As if you didn’t know how it feels to lose
As if you didn’t know how it feels to lose at dice with fate
At least have some dignity
As if it wasn’t a lifetime spent on connecting the dots
There was no pattern
As if the irony was more than a defense mechanism
And we could actually laugh for a change
As if steel hooks in our backs were more than a nuisance
And we could actually feel something

I have been approached more times in my life by people who to this day can’t understand why I continue to be the same person I always have been, especially musically. For a guy who has been on a cornucopia of heavy-end psychiatric medications that have included Seroquel, Depakote, and Cymbalta, you would think I wouldn’t want to listen to anything BUT music that promises good times and ‘good vibes’- music with the message of ‘Live, Laugh, Love” or whatever the fuck it’s called. One particular comment I received made me laugh out loud from someone whom I am not on good terms with. This clueless person said “all this black metal shit is going to fucking take you to a place that you don’t want to go.” My reply wasn’t a defensive response of any sort. Me having to explain myself to him would be completely futile. All I knew was that he was the type of person that would try to start caring after 15 + years of damage. Completely late to the party. As far as going to a place I don’t want to go? I didn’t exactly want to go there as a child. But it happened. It happened for a specific reason. That reason was to make me a survivor and a stronger, more well-educated person- more educated about how it affects myself, how to prevent it, and to help others around me. That’s helping others while not being a condescending cocksucker. I could be the stronger one. I could be their rock and help them. I could be there for someone when nobody was there for me.

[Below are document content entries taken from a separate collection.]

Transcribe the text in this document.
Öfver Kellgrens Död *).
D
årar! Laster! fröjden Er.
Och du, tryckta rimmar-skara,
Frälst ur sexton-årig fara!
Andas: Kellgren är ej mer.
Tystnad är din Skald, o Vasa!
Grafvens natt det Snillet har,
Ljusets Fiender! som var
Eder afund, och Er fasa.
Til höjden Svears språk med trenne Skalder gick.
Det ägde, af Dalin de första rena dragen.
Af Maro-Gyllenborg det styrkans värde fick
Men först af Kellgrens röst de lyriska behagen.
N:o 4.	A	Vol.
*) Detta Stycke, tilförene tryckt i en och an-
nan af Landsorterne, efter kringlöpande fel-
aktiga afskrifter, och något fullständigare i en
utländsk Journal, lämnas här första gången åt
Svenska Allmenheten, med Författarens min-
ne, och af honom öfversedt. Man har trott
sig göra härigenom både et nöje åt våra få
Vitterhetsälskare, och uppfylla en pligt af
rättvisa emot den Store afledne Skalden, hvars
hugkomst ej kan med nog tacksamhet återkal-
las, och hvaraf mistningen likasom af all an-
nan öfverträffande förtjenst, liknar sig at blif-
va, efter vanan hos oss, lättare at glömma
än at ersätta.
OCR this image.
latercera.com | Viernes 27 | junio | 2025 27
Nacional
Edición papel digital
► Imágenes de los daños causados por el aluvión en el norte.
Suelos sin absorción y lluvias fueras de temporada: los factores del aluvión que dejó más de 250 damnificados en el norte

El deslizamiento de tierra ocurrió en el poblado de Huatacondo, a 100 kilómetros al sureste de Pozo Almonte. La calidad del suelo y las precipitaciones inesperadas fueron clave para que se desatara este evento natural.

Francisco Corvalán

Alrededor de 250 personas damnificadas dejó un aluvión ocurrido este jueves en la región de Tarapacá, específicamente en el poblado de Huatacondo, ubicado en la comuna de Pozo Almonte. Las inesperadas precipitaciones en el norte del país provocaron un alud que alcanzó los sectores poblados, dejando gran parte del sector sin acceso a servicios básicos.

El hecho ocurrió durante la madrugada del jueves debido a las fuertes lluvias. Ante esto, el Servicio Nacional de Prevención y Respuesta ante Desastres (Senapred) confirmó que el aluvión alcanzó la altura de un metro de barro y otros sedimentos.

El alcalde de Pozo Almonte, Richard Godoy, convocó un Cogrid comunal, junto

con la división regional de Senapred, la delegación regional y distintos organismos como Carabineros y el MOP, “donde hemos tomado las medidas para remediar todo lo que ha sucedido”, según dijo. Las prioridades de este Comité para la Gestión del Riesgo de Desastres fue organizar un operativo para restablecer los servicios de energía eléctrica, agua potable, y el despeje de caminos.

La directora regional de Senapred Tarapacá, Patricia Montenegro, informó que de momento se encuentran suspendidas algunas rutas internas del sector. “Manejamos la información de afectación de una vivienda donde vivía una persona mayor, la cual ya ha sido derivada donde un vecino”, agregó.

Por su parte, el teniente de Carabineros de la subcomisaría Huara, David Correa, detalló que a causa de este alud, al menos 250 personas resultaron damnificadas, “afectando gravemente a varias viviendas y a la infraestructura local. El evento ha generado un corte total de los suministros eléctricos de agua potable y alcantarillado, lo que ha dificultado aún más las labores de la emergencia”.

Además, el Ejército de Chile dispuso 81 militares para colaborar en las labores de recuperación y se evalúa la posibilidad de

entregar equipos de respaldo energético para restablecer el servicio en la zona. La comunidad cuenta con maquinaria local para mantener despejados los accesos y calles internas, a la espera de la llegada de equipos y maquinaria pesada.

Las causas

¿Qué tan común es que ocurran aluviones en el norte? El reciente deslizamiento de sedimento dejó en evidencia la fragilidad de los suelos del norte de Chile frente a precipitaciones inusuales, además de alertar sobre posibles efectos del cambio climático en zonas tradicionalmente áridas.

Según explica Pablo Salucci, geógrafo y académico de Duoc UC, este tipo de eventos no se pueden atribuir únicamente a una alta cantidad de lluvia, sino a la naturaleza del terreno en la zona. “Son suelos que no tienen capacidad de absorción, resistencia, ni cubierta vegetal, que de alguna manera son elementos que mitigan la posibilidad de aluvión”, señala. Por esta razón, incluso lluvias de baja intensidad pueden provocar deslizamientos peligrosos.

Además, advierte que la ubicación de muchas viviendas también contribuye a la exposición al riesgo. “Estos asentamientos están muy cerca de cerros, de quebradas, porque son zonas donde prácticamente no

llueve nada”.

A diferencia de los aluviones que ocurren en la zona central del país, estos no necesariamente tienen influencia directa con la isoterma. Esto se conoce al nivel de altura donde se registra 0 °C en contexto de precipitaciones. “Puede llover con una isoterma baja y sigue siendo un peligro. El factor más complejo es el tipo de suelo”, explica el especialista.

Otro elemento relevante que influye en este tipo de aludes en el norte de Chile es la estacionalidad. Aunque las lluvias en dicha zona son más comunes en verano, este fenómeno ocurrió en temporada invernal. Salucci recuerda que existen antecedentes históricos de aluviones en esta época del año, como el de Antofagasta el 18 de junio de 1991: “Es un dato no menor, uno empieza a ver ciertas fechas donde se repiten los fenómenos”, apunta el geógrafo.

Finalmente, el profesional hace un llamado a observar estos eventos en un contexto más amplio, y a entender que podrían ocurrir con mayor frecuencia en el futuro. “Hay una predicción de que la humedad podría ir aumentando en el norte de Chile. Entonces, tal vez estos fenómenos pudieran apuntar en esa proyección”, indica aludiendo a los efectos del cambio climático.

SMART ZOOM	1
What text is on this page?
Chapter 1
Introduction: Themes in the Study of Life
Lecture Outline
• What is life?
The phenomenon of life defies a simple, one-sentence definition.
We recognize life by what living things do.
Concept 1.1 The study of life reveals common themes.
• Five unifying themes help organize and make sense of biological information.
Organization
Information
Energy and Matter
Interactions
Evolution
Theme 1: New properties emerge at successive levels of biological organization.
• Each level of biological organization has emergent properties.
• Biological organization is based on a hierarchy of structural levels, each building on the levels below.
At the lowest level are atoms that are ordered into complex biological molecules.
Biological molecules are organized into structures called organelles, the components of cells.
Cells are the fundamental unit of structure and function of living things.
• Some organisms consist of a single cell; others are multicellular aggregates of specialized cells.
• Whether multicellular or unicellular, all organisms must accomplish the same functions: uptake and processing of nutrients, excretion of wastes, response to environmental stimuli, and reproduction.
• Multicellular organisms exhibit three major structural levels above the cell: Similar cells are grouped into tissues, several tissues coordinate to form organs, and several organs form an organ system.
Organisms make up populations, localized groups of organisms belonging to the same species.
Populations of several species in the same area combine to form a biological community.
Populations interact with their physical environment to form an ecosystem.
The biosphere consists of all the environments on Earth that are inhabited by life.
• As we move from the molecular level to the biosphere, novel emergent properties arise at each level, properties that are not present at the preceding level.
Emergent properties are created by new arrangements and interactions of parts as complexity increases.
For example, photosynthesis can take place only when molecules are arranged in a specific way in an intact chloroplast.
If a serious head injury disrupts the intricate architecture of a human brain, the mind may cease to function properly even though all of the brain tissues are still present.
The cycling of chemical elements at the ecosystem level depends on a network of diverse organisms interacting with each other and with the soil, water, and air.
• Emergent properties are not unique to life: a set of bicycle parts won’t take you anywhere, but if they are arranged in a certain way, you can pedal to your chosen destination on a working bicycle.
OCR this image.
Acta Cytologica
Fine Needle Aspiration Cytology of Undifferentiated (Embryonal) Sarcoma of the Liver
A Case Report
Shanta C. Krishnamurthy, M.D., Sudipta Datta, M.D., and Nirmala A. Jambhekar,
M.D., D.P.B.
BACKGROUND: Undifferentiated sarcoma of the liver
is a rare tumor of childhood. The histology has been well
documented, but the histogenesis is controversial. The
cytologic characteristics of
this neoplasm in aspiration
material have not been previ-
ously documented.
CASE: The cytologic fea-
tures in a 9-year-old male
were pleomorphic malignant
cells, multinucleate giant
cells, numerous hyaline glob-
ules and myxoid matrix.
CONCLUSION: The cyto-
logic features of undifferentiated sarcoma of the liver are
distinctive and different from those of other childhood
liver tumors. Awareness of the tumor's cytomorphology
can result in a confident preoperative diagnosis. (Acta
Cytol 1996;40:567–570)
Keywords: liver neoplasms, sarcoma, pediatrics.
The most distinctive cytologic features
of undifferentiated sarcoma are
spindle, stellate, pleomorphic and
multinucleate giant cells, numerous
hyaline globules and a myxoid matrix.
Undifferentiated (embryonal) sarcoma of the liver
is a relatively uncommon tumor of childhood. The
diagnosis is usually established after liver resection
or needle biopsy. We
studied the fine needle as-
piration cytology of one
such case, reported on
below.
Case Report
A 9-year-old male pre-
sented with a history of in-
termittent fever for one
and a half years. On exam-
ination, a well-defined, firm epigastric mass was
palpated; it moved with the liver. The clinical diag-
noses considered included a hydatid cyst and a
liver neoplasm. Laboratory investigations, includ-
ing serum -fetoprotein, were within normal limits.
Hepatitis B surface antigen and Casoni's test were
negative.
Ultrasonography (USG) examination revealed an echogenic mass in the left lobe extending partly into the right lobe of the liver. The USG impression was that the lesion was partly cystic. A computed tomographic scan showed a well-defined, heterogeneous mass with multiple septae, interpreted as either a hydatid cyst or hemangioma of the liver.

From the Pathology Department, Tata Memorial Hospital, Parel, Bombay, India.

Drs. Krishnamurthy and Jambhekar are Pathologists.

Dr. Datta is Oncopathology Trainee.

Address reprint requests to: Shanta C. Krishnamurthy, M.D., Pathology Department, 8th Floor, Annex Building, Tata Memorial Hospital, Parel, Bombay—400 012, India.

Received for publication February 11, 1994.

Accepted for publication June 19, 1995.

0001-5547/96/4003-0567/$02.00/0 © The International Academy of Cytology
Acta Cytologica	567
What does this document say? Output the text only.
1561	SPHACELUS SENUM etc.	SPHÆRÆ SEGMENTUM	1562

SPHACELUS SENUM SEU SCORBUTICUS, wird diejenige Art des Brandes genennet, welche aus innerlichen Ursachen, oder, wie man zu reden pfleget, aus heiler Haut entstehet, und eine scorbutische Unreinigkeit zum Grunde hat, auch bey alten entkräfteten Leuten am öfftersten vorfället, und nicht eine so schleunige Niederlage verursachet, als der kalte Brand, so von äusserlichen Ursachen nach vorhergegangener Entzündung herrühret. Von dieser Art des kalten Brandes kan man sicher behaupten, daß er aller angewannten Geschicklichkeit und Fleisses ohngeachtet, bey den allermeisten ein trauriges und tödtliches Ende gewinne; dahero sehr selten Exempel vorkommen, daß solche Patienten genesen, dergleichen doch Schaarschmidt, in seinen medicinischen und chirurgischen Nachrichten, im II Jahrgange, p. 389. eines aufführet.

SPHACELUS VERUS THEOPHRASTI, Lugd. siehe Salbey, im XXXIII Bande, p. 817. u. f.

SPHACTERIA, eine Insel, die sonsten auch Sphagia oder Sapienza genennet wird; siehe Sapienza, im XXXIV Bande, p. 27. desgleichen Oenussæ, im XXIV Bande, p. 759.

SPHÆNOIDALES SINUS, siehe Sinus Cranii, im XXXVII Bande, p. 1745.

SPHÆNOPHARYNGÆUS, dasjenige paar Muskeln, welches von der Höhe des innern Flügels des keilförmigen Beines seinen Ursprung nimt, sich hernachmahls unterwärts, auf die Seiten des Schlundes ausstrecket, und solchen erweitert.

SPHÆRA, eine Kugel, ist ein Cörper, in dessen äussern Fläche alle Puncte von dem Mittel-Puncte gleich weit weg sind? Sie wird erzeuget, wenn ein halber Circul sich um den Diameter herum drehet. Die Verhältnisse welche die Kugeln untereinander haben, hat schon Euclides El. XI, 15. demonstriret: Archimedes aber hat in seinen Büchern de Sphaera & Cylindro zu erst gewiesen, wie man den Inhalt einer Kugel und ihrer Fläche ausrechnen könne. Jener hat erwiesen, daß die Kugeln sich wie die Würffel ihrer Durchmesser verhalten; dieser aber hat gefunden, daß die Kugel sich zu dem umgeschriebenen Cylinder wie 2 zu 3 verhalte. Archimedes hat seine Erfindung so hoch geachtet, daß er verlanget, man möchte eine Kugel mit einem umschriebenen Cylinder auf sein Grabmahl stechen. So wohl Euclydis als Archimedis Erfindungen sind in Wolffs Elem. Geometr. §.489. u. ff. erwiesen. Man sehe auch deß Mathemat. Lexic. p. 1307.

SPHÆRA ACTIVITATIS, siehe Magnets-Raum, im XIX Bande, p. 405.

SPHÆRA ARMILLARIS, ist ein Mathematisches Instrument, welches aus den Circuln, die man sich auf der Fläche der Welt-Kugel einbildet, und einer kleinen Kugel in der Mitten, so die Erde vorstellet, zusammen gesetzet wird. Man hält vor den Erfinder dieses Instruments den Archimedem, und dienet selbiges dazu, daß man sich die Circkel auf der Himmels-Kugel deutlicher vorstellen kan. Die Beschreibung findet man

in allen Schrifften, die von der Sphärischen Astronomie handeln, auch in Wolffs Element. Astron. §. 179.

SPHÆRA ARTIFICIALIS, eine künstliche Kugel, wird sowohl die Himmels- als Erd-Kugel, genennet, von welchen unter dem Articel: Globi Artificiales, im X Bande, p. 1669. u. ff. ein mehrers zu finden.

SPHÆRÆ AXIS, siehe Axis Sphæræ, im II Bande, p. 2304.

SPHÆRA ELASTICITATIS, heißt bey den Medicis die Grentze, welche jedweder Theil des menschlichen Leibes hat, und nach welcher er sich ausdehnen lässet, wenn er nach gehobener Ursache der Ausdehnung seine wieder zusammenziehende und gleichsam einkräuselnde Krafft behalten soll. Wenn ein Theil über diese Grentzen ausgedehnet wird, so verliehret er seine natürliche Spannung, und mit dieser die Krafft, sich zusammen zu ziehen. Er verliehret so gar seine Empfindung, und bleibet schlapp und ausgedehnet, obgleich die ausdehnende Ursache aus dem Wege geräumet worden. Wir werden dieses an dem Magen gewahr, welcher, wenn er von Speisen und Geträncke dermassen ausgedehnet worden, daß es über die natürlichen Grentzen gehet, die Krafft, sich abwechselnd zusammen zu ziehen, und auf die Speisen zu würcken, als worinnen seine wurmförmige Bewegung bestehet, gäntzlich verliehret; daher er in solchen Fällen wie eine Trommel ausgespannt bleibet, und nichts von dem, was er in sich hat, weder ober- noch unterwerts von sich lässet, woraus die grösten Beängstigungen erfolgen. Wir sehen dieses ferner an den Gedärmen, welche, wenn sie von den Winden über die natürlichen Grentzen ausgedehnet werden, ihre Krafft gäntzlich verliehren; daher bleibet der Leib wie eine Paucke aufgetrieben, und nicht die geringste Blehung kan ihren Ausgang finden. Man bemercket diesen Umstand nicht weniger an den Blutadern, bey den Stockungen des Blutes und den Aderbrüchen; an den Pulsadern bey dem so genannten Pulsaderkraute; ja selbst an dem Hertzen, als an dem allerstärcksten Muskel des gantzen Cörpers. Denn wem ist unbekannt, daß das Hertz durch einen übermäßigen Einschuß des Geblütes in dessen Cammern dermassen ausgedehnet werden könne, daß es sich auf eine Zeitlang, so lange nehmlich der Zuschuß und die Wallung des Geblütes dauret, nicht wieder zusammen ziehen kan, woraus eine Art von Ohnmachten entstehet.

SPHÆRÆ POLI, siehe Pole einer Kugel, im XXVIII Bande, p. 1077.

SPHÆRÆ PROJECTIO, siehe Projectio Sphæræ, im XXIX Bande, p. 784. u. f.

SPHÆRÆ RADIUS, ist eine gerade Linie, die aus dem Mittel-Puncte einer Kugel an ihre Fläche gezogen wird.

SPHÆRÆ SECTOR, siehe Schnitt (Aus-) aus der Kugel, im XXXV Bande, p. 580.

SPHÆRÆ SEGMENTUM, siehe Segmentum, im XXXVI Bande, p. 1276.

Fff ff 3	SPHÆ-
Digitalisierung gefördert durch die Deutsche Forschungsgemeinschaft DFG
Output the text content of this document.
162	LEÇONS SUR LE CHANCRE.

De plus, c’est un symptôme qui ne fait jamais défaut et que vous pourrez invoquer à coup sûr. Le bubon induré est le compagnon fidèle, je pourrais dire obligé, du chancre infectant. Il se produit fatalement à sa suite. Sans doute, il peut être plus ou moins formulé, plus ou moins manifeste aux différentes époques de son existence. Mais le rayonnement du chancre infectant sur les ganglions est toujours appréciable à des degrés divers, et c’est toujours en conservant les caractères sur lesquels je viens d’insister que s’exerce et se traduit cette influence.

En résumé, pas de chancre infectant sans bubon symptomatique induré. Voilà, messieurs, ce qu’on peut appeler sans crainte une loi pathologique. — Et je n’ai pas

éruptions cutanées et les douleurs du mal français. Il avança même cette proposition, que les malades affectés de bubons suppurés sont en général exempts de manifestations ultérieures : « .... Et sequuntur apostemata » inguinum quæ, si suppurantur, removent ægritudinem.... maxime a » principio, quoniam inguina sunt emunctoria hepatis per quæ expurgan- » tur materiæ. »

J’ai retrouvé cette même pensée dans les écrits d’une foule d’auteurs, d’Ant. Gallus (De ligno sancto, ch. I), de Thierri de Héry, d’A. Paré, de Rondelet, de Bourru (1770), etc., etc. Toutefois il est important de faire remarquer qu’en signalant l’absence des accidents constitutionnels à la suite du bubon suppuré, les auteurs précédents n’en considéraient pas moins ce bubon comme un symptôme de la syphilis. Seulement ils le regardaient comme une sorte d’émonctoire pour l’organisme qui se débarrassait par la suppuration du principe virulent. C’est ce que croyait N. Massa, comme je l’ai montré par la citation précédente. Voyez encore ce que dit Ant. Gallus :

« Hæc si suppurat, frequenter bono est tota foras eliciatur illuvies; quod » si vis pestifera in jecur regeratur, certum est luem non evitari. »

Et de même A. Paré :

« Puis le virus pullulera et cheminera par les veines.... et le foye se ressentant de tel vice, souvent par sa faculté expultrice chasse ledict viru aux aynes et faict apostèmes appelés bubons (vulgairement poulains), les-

I have always been open about my issues with mental health. I have always been brutally honest to as why I’m the kind of dude that goes around with sp00ky tattoos -with words inked on my own skin that say “a light that never warms,” and “no hope in sight.”  You can say that I do wear my heart on my sleeve. A lot of people would view that as a possible negative seeing how individuals like me can be the ones that are walking open targets for negativity, and it’s true. I’m not going to turn this into a phallic-measuring contest. I’ve had a nice big heaping pile of shit thrown over into my hole. If someone feels that I have an image, it’s anything but. It’s me being an overgrown 16 year old in a 34 year old body. Only difference now is that I’m currently medicated and able to keep depression, anger, frustration, anxiety, and panic attacks at bay.  The sp00ky ‘image” that someone may feel I have is more or less an outward expression of the music that I feel most connected to in terms of emotional cathartic release(s). As much as why I created this blog. As much as why I write and touch base upon this topic quite often. It’s a release. Complete and total catharsis. And for the people that can’t or won’t understand this; I don’t expect you to help me fight my battles. I don’t expect you to hold my hand. I don’t ask anything other than having an open-mind and open ears. Actually listen to what I am fucking talking about. If one would like to understand these notions a bit better then go over to Decibel magazine and read a beautifully written article by Krieg‘s Neill Jameson about the topic of mental illness and this culture and just about everything that correlates with it, both positively and negatively.

Both my friend and Chris Cornell meeting the same depressing fate- it’s a smack in my face by reality. It’s a pimp slap to the left cheek that reminds even though I may have some stuff going for me and I’m currently experiencing wonderful and overwhelming new things in my life, I have to keep myself strong. I have to stay strong, not just for me- for the ones around me. It reminded me that I have to call the V.A. Outpatient center and re-schedule an appointment with my psychiatrist. I reminds me to keep tabs on myself so that I can be there for others who possibly need the same help even if they don’t have the same access to professional mental health doctors and resources. It reminds me to provide them with the strength to continue going on and soldiering through the muck and swamps of sadness just a little bit longer. Even if that only means one day at a time, as cliche as that may sound.